Het begin van dit gedicht, met de flauwe omkering “maan” en het verwarrende geaai moet direct worden geschrapt. Soms moet je niet te lang nadenken. De strofe over de cicaden is een redelijke premisse; het feit dat de Griekse elementen later terugkomen is niet slecht. Wat doet die observatie over het waken over de tijd daar? ik waak over de tijd is directer, korter, beter. De witte tralies (u moet weten dat er zich voor het raam van de auteur écht witte tralies bevinden) zijn hier essentieel. In de verbeelding worden ze zuilen en wordt er gespeeld met binnen en buiten. Het is verstandig om het gedicht met die plaatsbepaling te beginnen.

ik staar door langs de witte tralies voor mijn raam
wanneer mijn gesloten ogen in hun kassen rusten
verander ik ze in Griekse zuilen (dat is actiever)
waardig zit ik in mijn tempel (… een god in het diepst van mijn gedachten)
of op het plein ervoor (binnen-buiten distinctie is willekeurig in de verbeelding)

We zitten dus in de verbeelding van de schrijver. Now what?

ik wil woorden herhalen zoals de cicaden zich herhalen (zijn het niet gewoon krekels?)
sinds mensenheugenis. Reeds de oude Grieken luisterden naar
hetzelfde geluid. (Ik zoek het woord op dat de oude Grieken
voor het zingen van de krekels hadden: ἀπολιγαίνω)

ik waak (mee) over de tijd.

De krekels lijken hier willekeurig gekozen. Dat is altijd een zwaktebod. We verwachten dat de dichter iets doet met het nimfestadium, het lange verblijf onder de grond, het exoskelet dat deze insecten afwerpen wanneer zij na twee tot zeventien jaar te voorschijn komen, enz.

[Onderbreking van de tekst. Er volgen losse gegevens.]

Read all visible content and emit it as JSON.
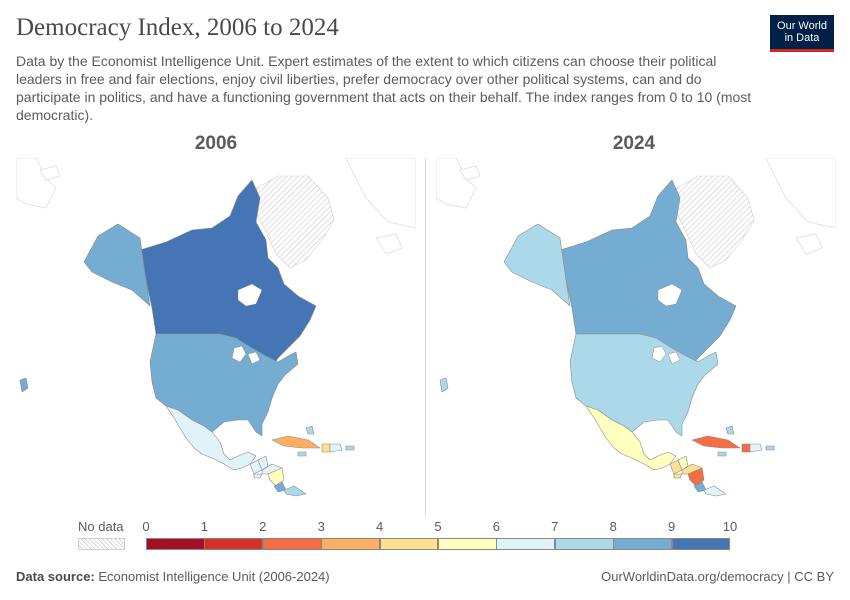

Het slot, waarin de auteur met een godin op de proppen komt, moet preciezer. Het beeld mag persoonlijker:

ik schrijf om met mijn woorden een mens te raken (echt? )
vroeger was daar een godin voor benoemd
en zij was gehuisvest in een tempel

de mensen hadden haar bloemen gebracht, en geurende brandende kruiden
vroeger was de naam van die godin genoeg geweest

Vormt het gedicht zo een afgerond geheel? Ik vrees van niet. De NAAM is in de verbeelding genoeg. Ik wil iets lezen als “waar de naam voor staat”. De naam mag de cicade zijn met zijn luide lokroep en jarenlange verblijf in het duister. De naam krijgt net als de cicade iets van magie wanneer hij ineens aan het licht komt.

ik laat een godin uit mijn hoofd (Pallas Athene?)
ontstaan, en breng brandende kruiden naar haar tempel

je vraagt me naar mijn diepste gedachten
en ik zeg je dat haar naam volstaat

Zo krijgt het al iets meer karakter. Nu moet de je-persoon eerder worden geïntroduceerd (bij nader inzien doen we dat toch maar niet). De naam volstaat omdat het ondergrondse gekriebel van de cicaden (ons aardse leven) is geïmpliceerd. Dit beeld moet nog wat nauwkeuriger worden uitgevoerd. Ach, eigenlijk moet dit gedicht helemaal anders.

Naam

het is nacht

ik staar langs de witte tralies door mijn raam
wanneer ik mijn ogen sluit
veranderen de tralies in Griekse zuilen
en zit ik waardig in een tempel, of ervoor

ik hoor hoe buiten de krekels zich herhalen
de oude Grieken, denk ik,
zij hadden voor dat geluid een naam,

ik laat godinnen uit mijn hoofd ontstaan

Mogen we nu tevreden zijn? Is het spel met de krekels en de Griekse godinnen te droog of te saai? Is het gedicht te kort zo, is er teveel geschrapt (dat was vandaag wél erg vruchtbaar)? Wat vinden jullie van het ritme? Commentaar is van harte welkom!